PANGKALPINANG - Pada dasarnya jika kita amati ada 4 pola dinamika eksploitasi timah di suatu wilayah, yaitu ditolak secara keras, ditolak namun masyarakat masih terbelah, diterima namun masyarakat masih terbelah, dan diterima secara terbuka karena kompensasi dianggap memadai. Dinamika ini terjadi karena disparitas kebutuhan suatu masyarakat relatif berbeda, cara bernegosiasinya yang kurang baik, dan karena adanya pengelompokkan kepentingan yang tajam.
Butuh Kearifan
Benturan terjadi ketika dialog tidak menemukan jalan tengah dengan dua posisi dilematis, ada konsesi ijin penambangan yang dimiliki perusahaan, dan ada masyarakat lokal yang memiliki kedaulatan sosial-teritorial atas wilayah tersebut. Kepentingan ekonomi menjadi agenda bersama yang sulit bertemu diantara keduanya. Tapi kira-kira begini, ada pihak yang harus menahan diri dan ada pihak yang harus mengulur rentang kebijakan menjadi lebih proporsional.
Saya berandai-andai bahwa perusahaan, apalagi plat merah, tetap benefit menjadi kata kunci, tapi ada tantangan lain yang harus dijawab yakni bagaimana tetap memperhatikan kepentingan masyarakat lokal sebagai pertimbangan utama. Menurut saya, PT Timah harus memainkan peran tengah antara negara c.q. perusahaan dengan masyarakat. Sesungguhnya manapun yang didahulukan, keduanya sama-sama melayani negara. Perusahaan dituntut untung karena hasilnya untuk membiaya kepentingan publik luas, namun mengakomodir keinginan masyarakat juga adalah bagian dari pelayanan publik. Karenanya ketika terjadi resistensi, PT. Timah memang sebaiknya mengambil peran akomodatif, sembari membangun dialog.
Visi Hilirisasi
Sekian panjang perjalanan eksploitasi timah di Babel, sejak zaman kolonial, harapan terbesar saya sebenarnya adalah melihat hilirisasi timah. Seperti utopis, tapi sepanjang perusahaan bisa banting stir ke produksi hilir, akseptabilitas PT. Timah akan lebih baik. Faktanya bahwa ratusan tahun kita hanya mengekspor timah batangan, menghenyakkan nalar kita bahwa kita selalu menjadi supplier bahan mentah untuk industri manufaktur dunia.

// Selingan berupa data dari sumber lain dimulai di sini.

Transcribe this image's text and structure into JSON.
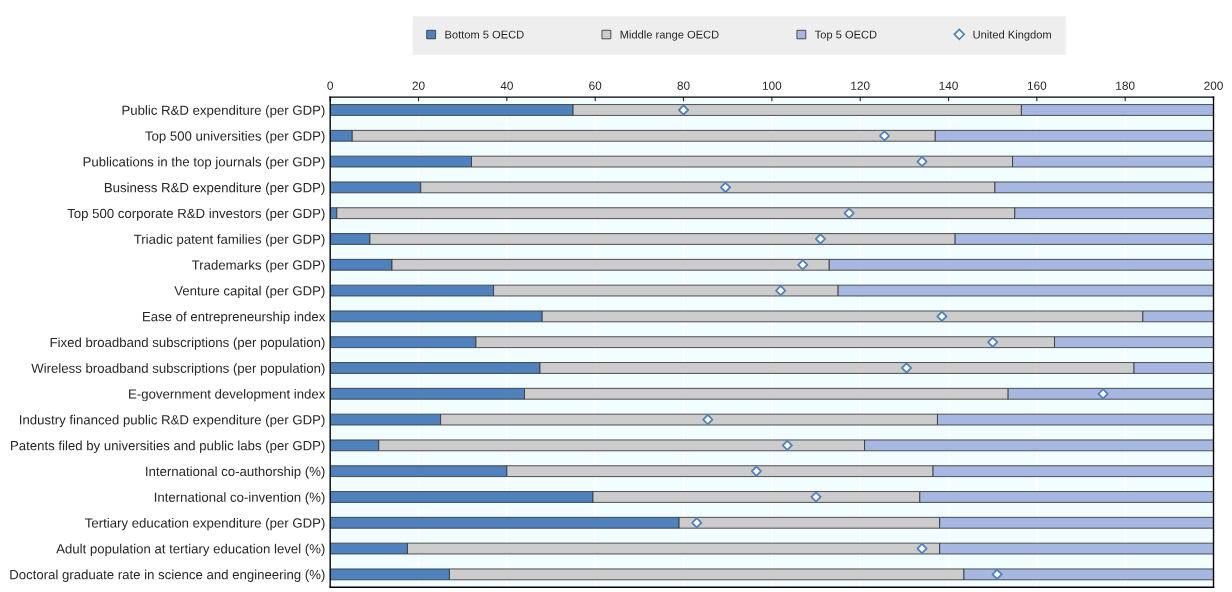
{
  "chart_data": {
    "type": "bar",
    "orientation": "horizontal",
    "stacked": true,
    "categories": [
      "Public R&D expenditure (per GDP)",
      "Top 500 universities (per GDP)",
      "Publications in the top journals (per GDP)",
      "Business R&D expenditure (per GDP)",
      "Top 500 corporate R&D investors (per GDP)",
      "Triadic patent families (per GDP)",
      "Trademarks (per GDP)",
      "Venture capital (per GDP)",
      "Ease of entrepreneurship index",
      "Fixed broadband subscriptions (per population)",
      "Wireless broadband subscriptions (per population)",
      "E-government development index",
      "Industry financed public R&D expenditure (per GDP)",
      "Patents filed by universities and public labs (per GDP)",
      "International co-authorship (%)",
      "International co-invention (%)",
      "Tertiary education expenditure (per GDP)",
      "Adult population at tertiary education level (%)",
      "Doctoral graduate rate in science and engineering (%)"
    ],
    "series": [
      {
        "name": "Bottom 5 OECD",
        "color": "#4f81bd",
        "values": [
          55,
          5,
          32,
          20.5,
          1.5,
          9,
          14,
          37,
          48,
          33,
          47.5,
          44,
          25,
          11,
          40,
          59.5,
          79,
          17.5,
          27
        ]
      },
      {
        "name": "Middle range OECD",
        "color": "#cccccc",
        "values": [
          101.5,
          132,
          122.5,
          130,
          153.5,
          132.5,
          99,
          78,
          136,
          131,
          134.5,
          109.5,
          112.5,
          110,
          96.5,
          74,
          59,
          120.5,
          116.5
        ]
      },
      {
        "name": "Top 5 OECD",
        "color": "#a6b8e2",
        "values": [
          43.5,
          63,
          45.5,
          49.5,
          45,
          58.5,
          87,
          85,
          16,
          36,
          18,
          46.5,
          62.5,
          79,
          63.5,
          66.5,
          62,
          62,
          56.5
        ]
      },
      {
        "name": "United Kingdom",
        "type": "scatter",
        "marker": "diamond",
        "color": "#4f81bd",
        "values": [
          80,
          125.5,
          134,
          89.5,
          117.5,
          111,
          107,
          102,
          138.5,
          150,
          130.5,
          175,
          85.5,
          103.5,
          96.5,
          110,
          83,
          134,
          151
        ]
      }
    ],
    "xlim": [
      0,
      200
    ],
    "xticks": [
      0,
      20,
      40,
      60,
      80,
      100,
      120,
      140,
      160,
      180,
      200
    ],
    "grid": "x",
    "legend": "top"
  }
}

Bayangan saya, andai saja PT. Timah dengan modal dan ekspansi bisnisnya bisa menggeser orientasi lebih variatif ke arah hilirisasi produktif, bukan hanya keuntungan akan melimpah, tapi dukungan masyarakat lokal juga akan menguat, apalagi keuntungan yang akan meningkat. Tentu memang butuh pengalihan fokus, butuh re-desain perencanaan, juga modal yang tak sediktapi bukankah itu berarti bahwa kita sedang bicara kemandirian bangsa dan kedaulatan manufaktur.

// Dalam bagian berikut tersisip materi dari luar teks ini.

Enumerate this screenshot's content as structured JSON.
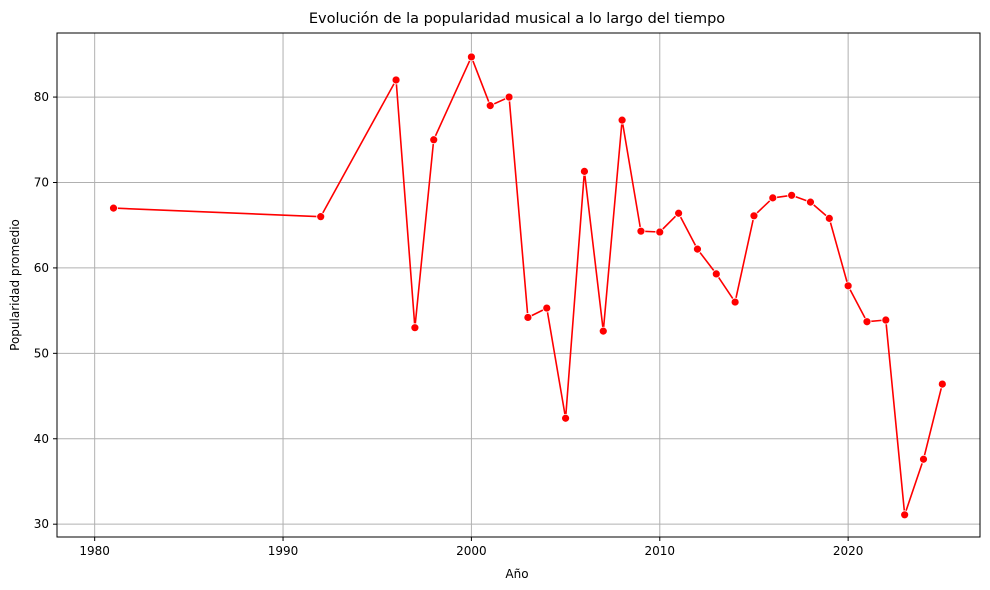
{
  "chart_data": {
    "type": "line",
    "title": "Evolución de la popularidad musical a lo largo del tiempo",
    "xlabel": "Año",
    "ylabel": "Popularidad promedio",
    "xlim": [
      1978,
      2027
    ],
    "ylim": [
      28.5,
      87.5
    ],
    "xticks": [
      1980,
      1990,
      2000,
      2010,
      2020
    ],
    "yticks": [
      30,
      40,
      50,
      60,
      70,
      80
    ],
    "grid": true,
    "series": [
      {
        "color": "#ff0000",
        "marker": "circle",
        "x": [
          1981,
          1992,
          1996,
          1997,
          1998,
          2000,
          2001,
          2002,
          2003,
          2004,
          2005,
          2006,
          2007,
          2008,
          2009,
          2010,
          2011,
          2012,
          2013,
          2014,
          2015,
          2016,
          2017,
          2018,
          2019,
          2020,
          2021,
          2022,
          2023,
          2024,
          2025
        ],
        "y": [
          67.0,
          66.0,
          82.0,
          53.0,
          75.0,
          84.7,
          79.0,
          80.0,
          54.2,
          55.3,
          42.4,
          71.3,
          52.6,
          77.3,
          64.3,
          64.2,
          66.4,
          62.2,
          59.3,
          56.0,
          66.1,
          68.2,
          68.5,
          67.7,
          65.8,
          57.9,
          53.7,
          53.9,
          31.1,
          37.6,
          46.4
        ]
      }
    ]
  }
}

Karenanya, dalam rapat RUPS yang mungkin akan dilaksanakan beberapa waktu ke depan, saya berharap figur yang mampu melaksanakan hilirisasi, itulah yang terbaik. Yang punya visi hilirisasi. Tentu aset sumber daya lokal patut dipertimbangkan, namun kompetensi dan kapasitas visioner itu yang paling penting. Kita mendamba pimpinan yang mampu memikirkan aspek jangka panjang untuk daerah dan bangsa, yang tidak populis karena soal hitungan matematik keuntungan finansial saja, tapi figur yang mampu membangkitkan semangat nasionalisasi dan hilirisasi timah.